Things that annoy readers is a topic that comes up here from time to time. Back in late January Jeanne of the Bristol Public Library offered a guest post on the subject. Of course, there are comments in regards to reviews here and other places. Please welcome today author Denise Weeks (who also goes by Shalanna Collins) as she offers a few thoughts of her own on the subject….
Pet Peeves in Mysteries
Do you have pet peeves? What are some of yours? I wince when game show contestants can't add two one-digit numbers, I hate to see street signs that have misplaced apostrophes, and I go crazy when I see some of these tricks in mysteries.
First off, that ever-popular TSTL (too stupid to live) heroine. PLEASE stop meeting strangers in dark alleys at midnight, alone, with no backup. PLEASE don't go down into the basement at 2 AM during a power outage armed with nothing but a flashlight because you "heard something." Especially when the neighbors have been knocked off one by one over the past week! I like heroines who think like I do, and most readers are too clever to do these things.
OH WHOA IT'S A CLUE--BUT LOOK, SOMETHING SHINY! Our Heroine finds a Real Live Clue, but we can't let her immediately grasp what it means and how important it is, because then the book would be over. So for a hundred pages or more, the reader is carefully distracted from whatever it was, even though someone else might mention it just to keep that "fair play" ball in the court. About three-quarters of the way in, someone says something innocent that reminds the sleuth about this clue. AHA! Now we know what that meant!
But even worse is when the sleuth realizes the importance of that dull paper clip--and doesn't announce what it is. The sleuth jumps up from breakfast yelling, "I know! I know how Bogdorp offed Manimal!" And then proceeds to make phone calls that we don't overhear and go running around to set up police officers to be lurking in the background when the perp is confronted. The perp is cornered and either pulls a gun or does a full confession. Sigh.
If you are going to do this, TELL US what it is that she/he realizes. Don't be COY. I hate coy.
And you constantly see people (including the detective) getting conked over the head hard enough to knock them out (to unconsciousness, for up to several hours) and then leaping up to pursue the perp. NO. This requires a trip to the emergency room. Heard of a concussion? And if your heroine has a large goose egg and stitches, she can't shinny up the telephone pole right after she's wheeled out of the clinic. Closed head injuries leave lasting effects.

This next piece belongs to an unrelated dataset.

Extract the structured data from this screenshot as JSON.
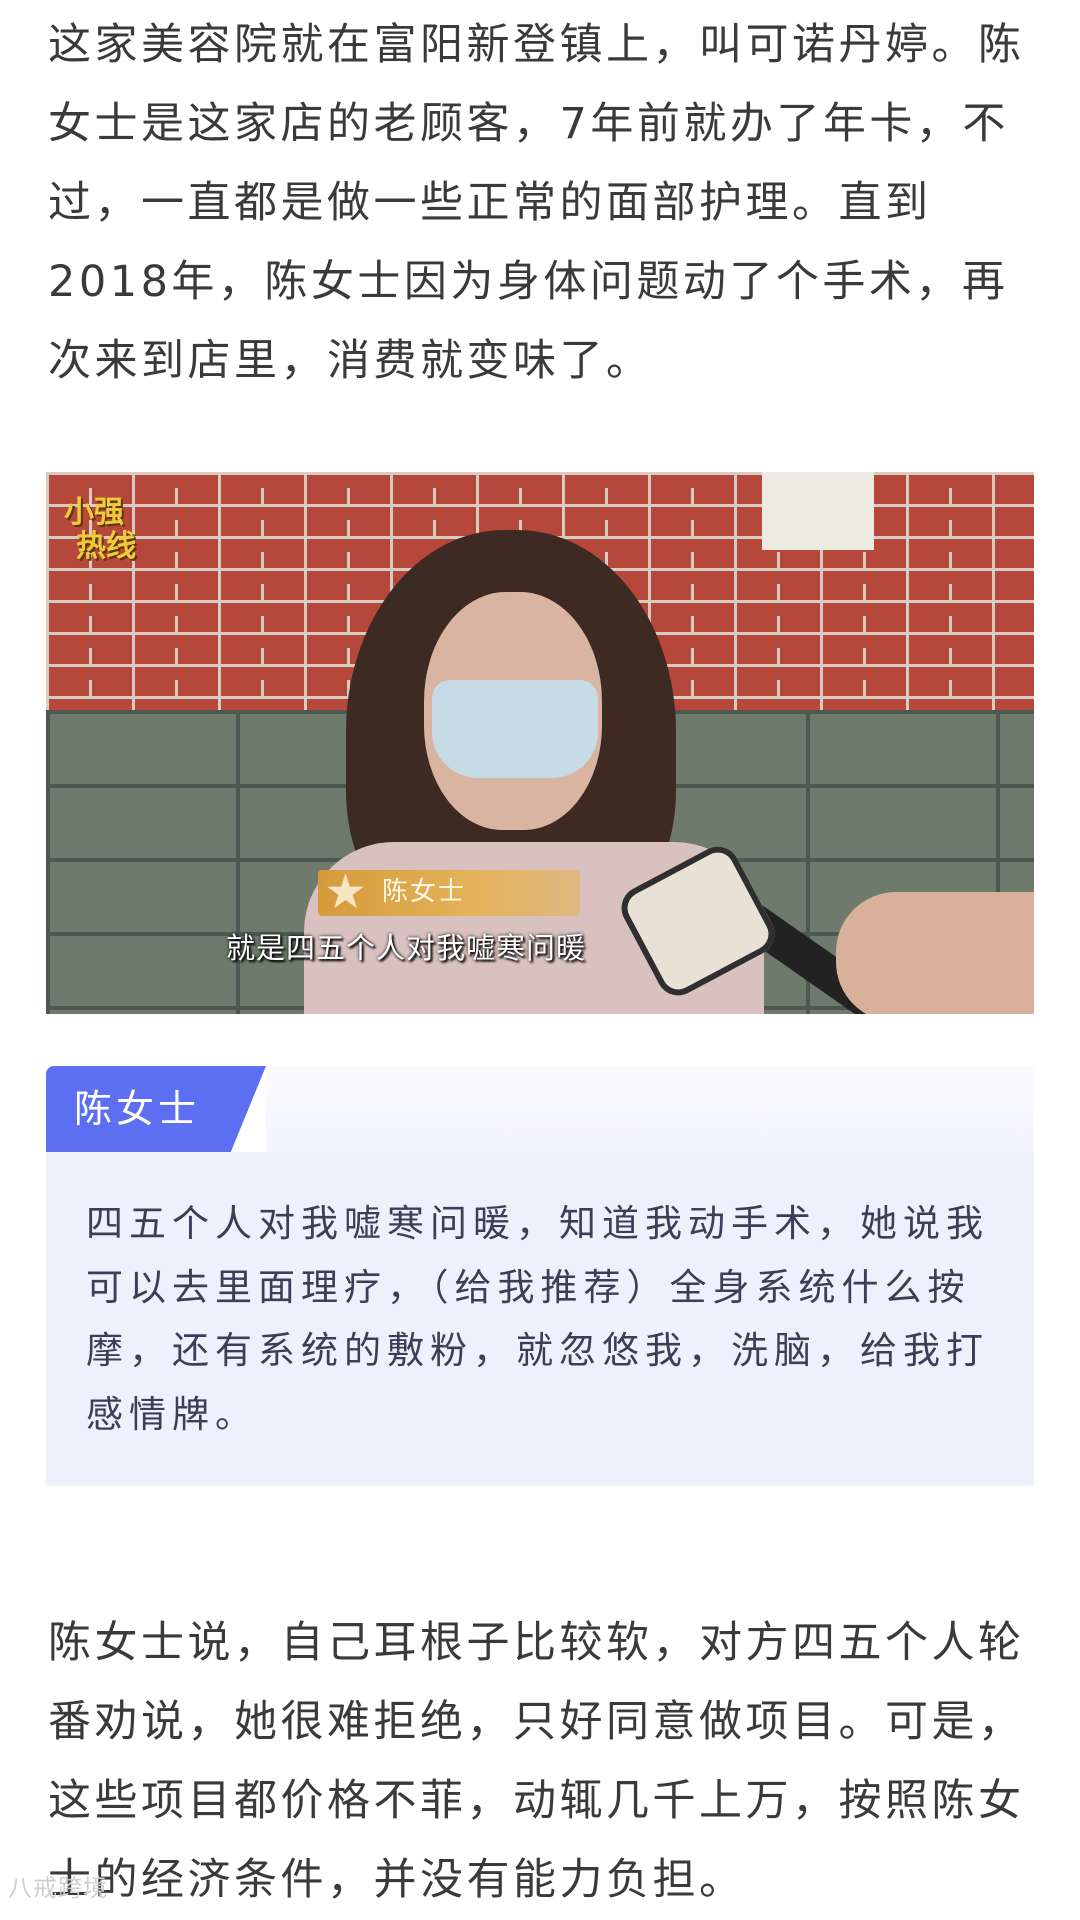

And what about the ending of every "Murder, She Wrote" episode? Presented with some flimsy guess or inconsequential bit of evidence, the hard-boiled perp hangs his head and proceeds to confess in detail. A clever murderer who knows that physical evidence and wild conjectures may or may not convince a jury would never blab all. And they shouldn't even say, "I was in Luxembourg at the AccordionFest when this happened. That's my story, and I'm sticking to it." Especially when the only evidence Mrs. Fletcher has is that he plugged the wrong electric guitar into the amp. Even ONE fingerprint can be explained away if someone often visited that victim's house (why couldn't I have stumbled two weeks ago over the victim's cat and caught myself on that framed needlework on the wall, and that's why my blurred print is on the glass, not because I touched it by accident while beating Aireheadina over the head with a tire iron that you still have not found?) What SHOULD these perps say? "I assert my right to remain silent. I want to call my lawyer." And then clam up!
I do love "Murder, She Wrote," because it's always entertaining and it features bit players and character actors you never see anywhere else. But there's a formula they follow, and perhaps it's not the best.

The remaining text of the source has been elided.